Si tratta, infatti, della secondogenita della marchesa Armida Sgariglia, unica discendente della famiglia nobiliare considerata da sempre la più benestante e prestigiosa della provincia di Ascoli, al punto di aver annoverato sino alla seconda metà del ‘900 una proprietà immensa costituita da ville, palazzi, terreni pari a nessun altro. Un patrimonio che pochi decenni or sono fu donato alla città.

Villa Sgariglia quando ancora non era abbandonata

 

Lucilla Cancrini, di fatto, è stata l’ultima protagonista della casata aristocratica per eccellenza delle Cento Torri. Dopo la morte di sua madre, avvenuta nel 2011, figlia del marchese Vasco Bruno Sgariglia che morì quando lei aveva solo sette anni, cresciuta con lo zio Nicola, che divenne il suo tutore. Lei, la marchesa Armida Sgariglia, tra le prime donne a laurearsi in Agraria, che dopo essere diventata amministratrice delle proprietà fondiarie della famiglia conobbe e si unì in nozze con il famoso urologo Antonio Cancrini, che oggi avrebbe avuto più di 100 anni di età: unione dalla quale nacquero due figlie, Nicoletta, scomparsa da molti anni e, appunto, Lucilla, chiamata affettuosamente Cico dagli amici, sposata con Fabio Bogo, ex vicedirettore del quotidiano “Repubblica”.

 

La scomparsa dell’ultimo rappresentante di questo ceppo blasonato non può non far ricordare il gesto compiuto dagli Sgariglia, quando tutti i beni immobili furono donati a favore di opere pie in grado di aiutare i bisognosi. Tutto ciò sino all’83, quando tali ricchezze passarono all’Arengo: dimore, case coloniche, palazzi, terreni. Un patrimonio che vide risparmiare solo la solenne villa Sgariglia a Grottammare, che rimase sino all’ultimo luogo delle vacanze estive della famiglia.
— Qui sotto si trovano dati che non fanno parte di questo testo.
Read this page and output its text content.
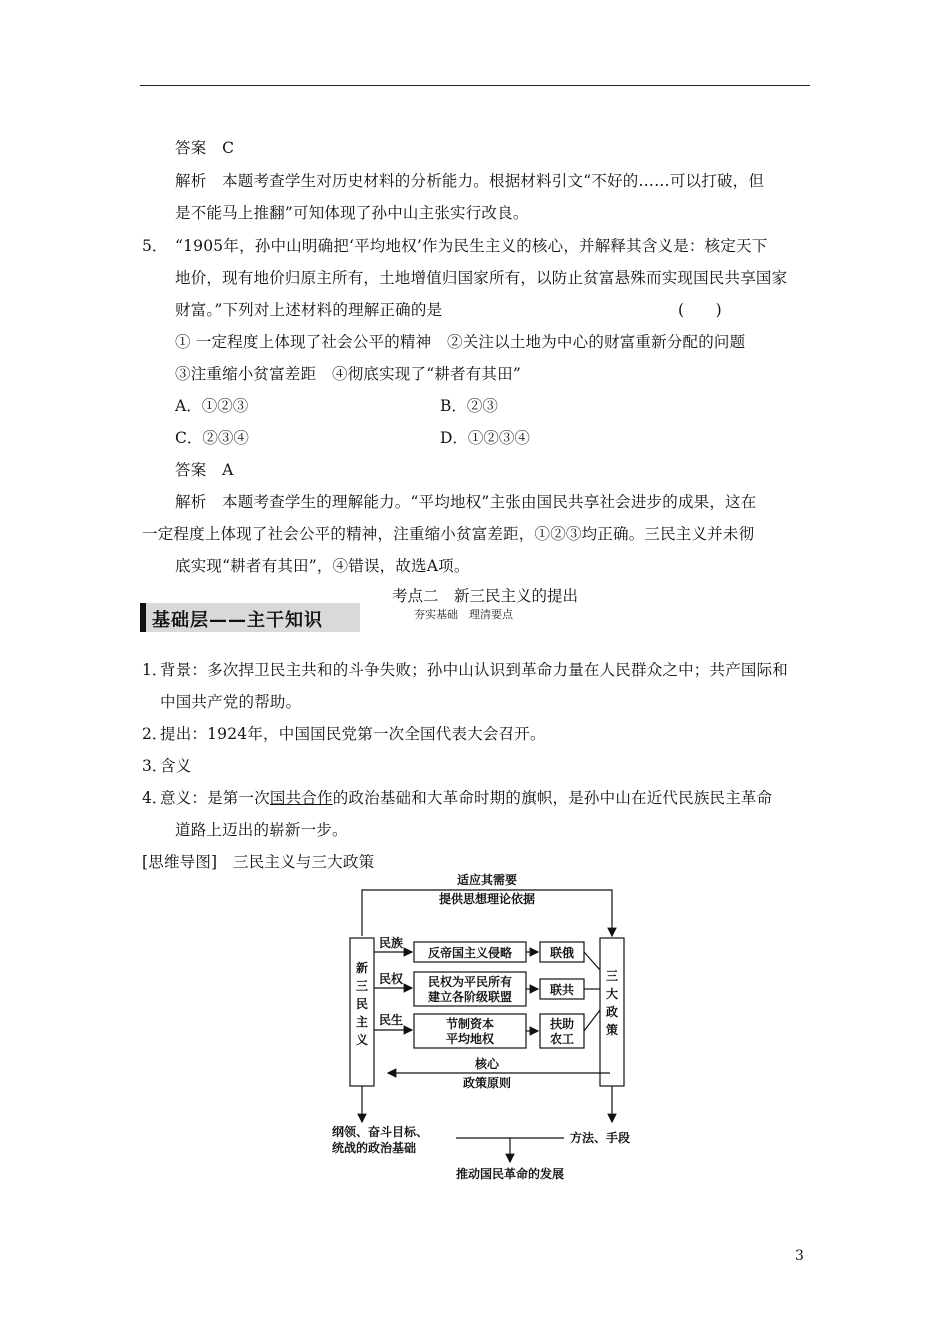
答案　 C
解析　 本题考查学生对历史材料的分析能力。根据材料引文“不好的……可以打破，但
是不能马上推翻”可知体现了孙中山主张实行改良。
5． “1905年，孙中山明确把‘平均地权’作为民生主义的核心，并解释其含义是：核定天下
地价，现有地价归原主所有，土地增值归国家所有，以防止贫富悬殊而实现国民共享国家
财富。”下列对上述材料的理解正确的是	(　　)
① 一定程度上体现了社会公平的精神　②关注以土地为中心的财富重新分配的问题
③注重缩小贫富差距　④彻底实现了“耕者有其田”
A．①②③	B．②③
C．②③④	D．①②③④
答案　 A
解析　 本题考查学生的理解能力。“平均地权”主张由国民共享社会进步的成果，这在
一定程度上体现了社会公平的精神，注重缩小贫富差距，①②③均正确。三民主义并未彻
底实现“耕者有其田”，④错误，故选A项。
考点二　新三民主义的提出
基础层——主干知识	夯实基础　理清要点
1．
背景：多次捍卫民主共和的斗争失败；孙中山认识到革命力量在人民群众之中；共产国际和
中国共产党的帮助。
2．
提出：1924年，中国国民党第一次全国代表大会召开。
3．
含义
4．
意义：是第一次国共合作的政治基础和大革命时期的旗帜，是孙中山在近代民族民主革命
道路上迈出的崭新一步。
[思维导图]　三民主义与三大政策
适应其需要
提供思想理论依据
新
三
民
主
义
三
大
政
策
民族
民权
民生
反帝国主义侵略	联俄
民权为平民所有
建立各阶级联盟	联共
节制资本
平均地权
扶助
农工
核心
政策原则
纲领、奋斗目标、
统战的政治基础
方法、手段
推动国民革命的发展
3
Una fortuna di cui fa parte il palazzo omonimo di Corso Mazzini, oggi  totalmente ripristinato, la villa di campagna  nella frazione Piagge e il meraviglioso complesso di Campolungo, che attende ancora un suo sacrosanto destino, dopo recenti saccheggi subiti.

 

Un capitale straordinario, che ha contribuito a creare la storia delle 100 torri, in grado di rendere unico e indimenticabile il territorio, unendo le bellezze architettoniche settecentesche con quelle immortali del paesaggio.